The three of them looked to the sky. The Deathbird swooped down over the graveyard of derelicts, its blades chopping through the air. Its landing skids were barely twenty feet above the surface of the sea, the vanes whipping wide ripples in the water.
The gunship zeroed in on the dinghy holding Breeze Castigleone and his two people. Bullets from the helicopter's chain gun sent up miniature water spouts all around the boat, then a missile scorched from the aircraft's portside pod. The air thundered and shook and lit up with a brief flare of red light. The explosion gushed upward, shooting bits of metal and wood in all directions.
"I think Breeze has been paid back for tricking us," Brigid said grimly. "Hope that makes you feel better."
Grant, Kane and Brigid watched as the Deathbird curved back around for another pass. This time the pilot skimmed even lower, the rotors beating up spurning waves across the ocean surface as it swept in to attack.
Grant brought the rifle to his shoulder, but before he squeezed the trigger, a rocket streaked from the Bird's starboard stub swing, seemingly propelled by a wavering ribbon of spark-shot smoke. He and his two friends dropped flat to the deck.
The missile fell a little short, impacting against the side of the barge instead of its deck, but it carried an incendiary warhead. It exploded in a gushing bloom of red and yellow flame. The concussion slammed painfully into their bodies and the intense heat washed over them, as if they had just opened the door to a blast furnace on full capacity.
The three of them climbed to their feet, retreating from the blaze eating hungrily at the hull of the barge. The gunship swerved up, inscribed a short but sharp parabolic curve and dived down again, chain gun hammering.
Bullets snapped all around them, sparking from the deck plates, chunking into canvas-covered cargo. Instinctively the three outlanders scattered, running in different directions. They knew that by separating, the pilot would pause for a couple of seconds while he decided which target to pursue.
Kane reached the far side of the barge and hesitated at the rail long enough to cast a glance over his shoulder. He glimpsed the gunship arrowing directly for him and he growled under his breath, "Figures."
He vaulted overboard, entering the surprisingly cold water feet first. Helped by the weight of his Sin Eater, he sank quickly, his ears registering the muffled, multiple thumps of bullets striking the water.
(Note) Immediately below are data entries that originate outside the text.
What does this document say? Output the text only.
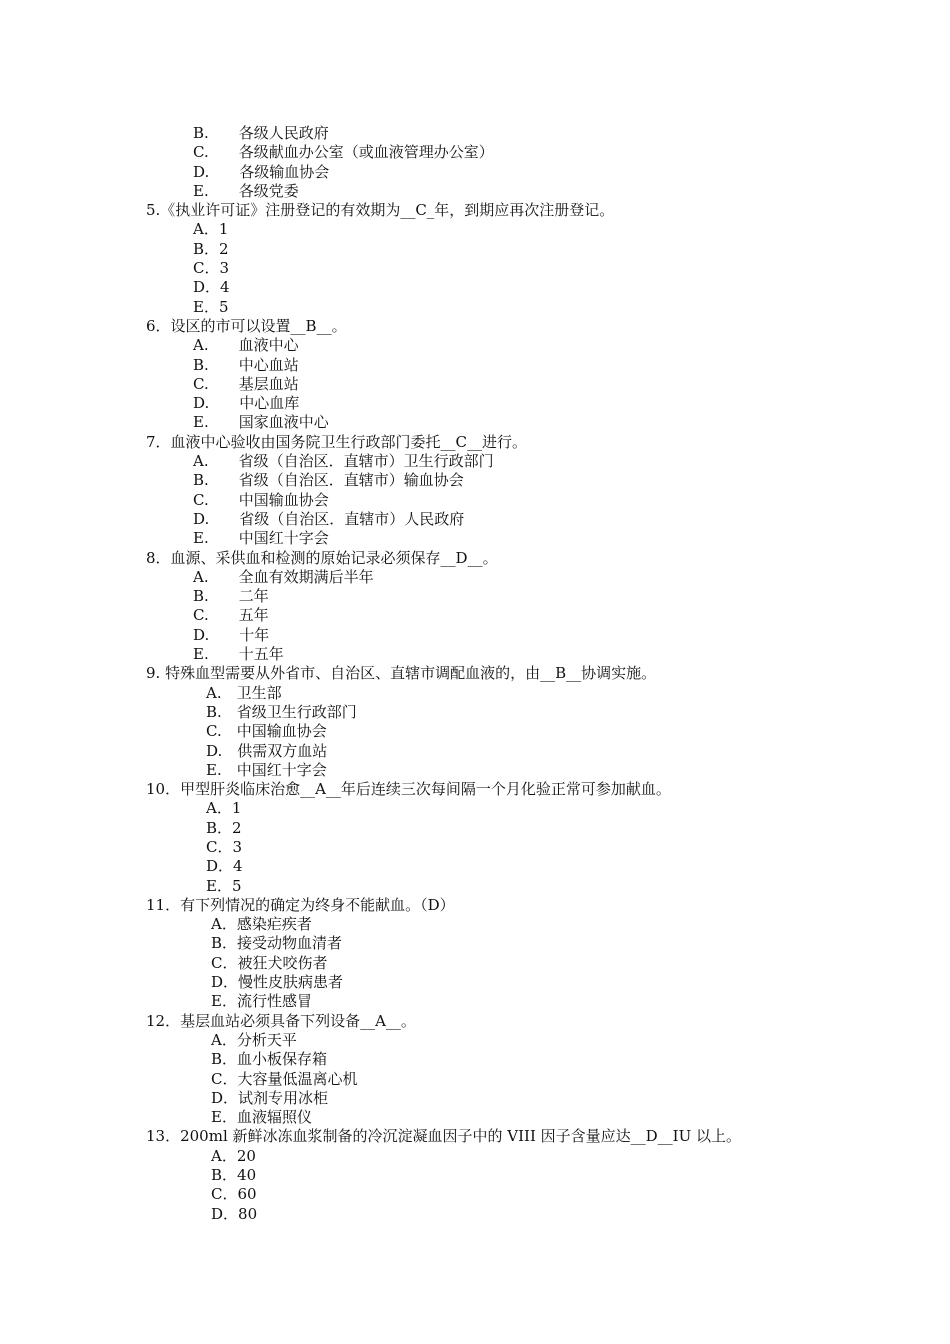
B.　　各级人民政府
C.　　各级献血办公室（或血液管理办公室）
D.　　各级输血协会
E.　　各级党委
5.《执业许可证》注册登记的有效期为__C_年，到期应再次注册登记。
A．1
B．2
C．3
D．4
E．5
6．设区的市可以设置__B__。
A.　　血液中心
B.　　中心血站
C.　　基层血站
D.　　中心血库
E.　　国家血液中心
7．血液中心验收由国务院卫生行政部门委托__C__进行。
A.　　省级（自治区．直辖市）卫生行政部门
B.　　省级（自治区．直辖市）输血协会
C.　　中国输血协会
D.　　省级（自治区．直辖市）人民政府
E.　　中国红十字会
8．血源、采供血和检测的原始记录必须保存__D__。
A.　　全血有效期满后半年
B.　　二年
C.　　五年
D.　　十年
E.　　十五年
9. 特殊血型需要从外省市、自治区、直辖市调配血液的，由__B__协调实施。
A.　卫生部
B.　省级卫生行政部门
C.　中国输血协会
D.　供需双方血站
E.　中国红十字会
10．甲型肝炎临床治愈__A__年后连续三次每间隔一个月化验正常可参加献血。
A．1
B．2
C．3
D．4
E．5
11．有下列情况的确定为终身不能献血。（D）
A．感染疟疾者
B．接受动物血清者
C．被狂犬咬伤者
D．慢性皮肤病患者
E．流行性感冒
12．基层血站必须具备下列设备__A__。
A．分析天平
B．血小板保存箱
C．大容量低温离心机
D．试剂专用冰柜
E．血液辐照仪
13．200ml 新鲜冰冻血浆制备的冷沉淀凝血因子中的 VIII 因子含量应达__D__IU 以上。
A．20
B．40
C．60
D．80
He opened his eyes, the brine stinging them, but he saw bubble-laced streaks of the slugs punching into the sea around him. Highlighted by the jeweled glitter of sunlight, the patterns looked almost pretty.
He swam up close to the sheltering hull of the barge, scraping his shoulders against the barnacles. The Commtact hissed with a squirt of static, and Brigid's breathless voice suddenly sounded inside his head. "Kane, you need to—"
The barge suddenly shuddered brutally, shock waves travelling through it and into the water around him. He heard the thunderclaps of detonating missiles, and the suffused sunlight acquired a flickering orange hue. The pilot of the Deathbird was apparently taking out his frustration over losing Kane against the barge—or he simply intended to flash-blast Brigid and Grant.
Pushing the fear for his friends from the forefront of his mind, Kane stroked toward the shadow of another derelict, a half-submerged sailboat. He swam under the surface, pushing jetsam and debris aside. When he reached the overhang of the boat's prow, he slowly rose, raking his hair out of his eyes.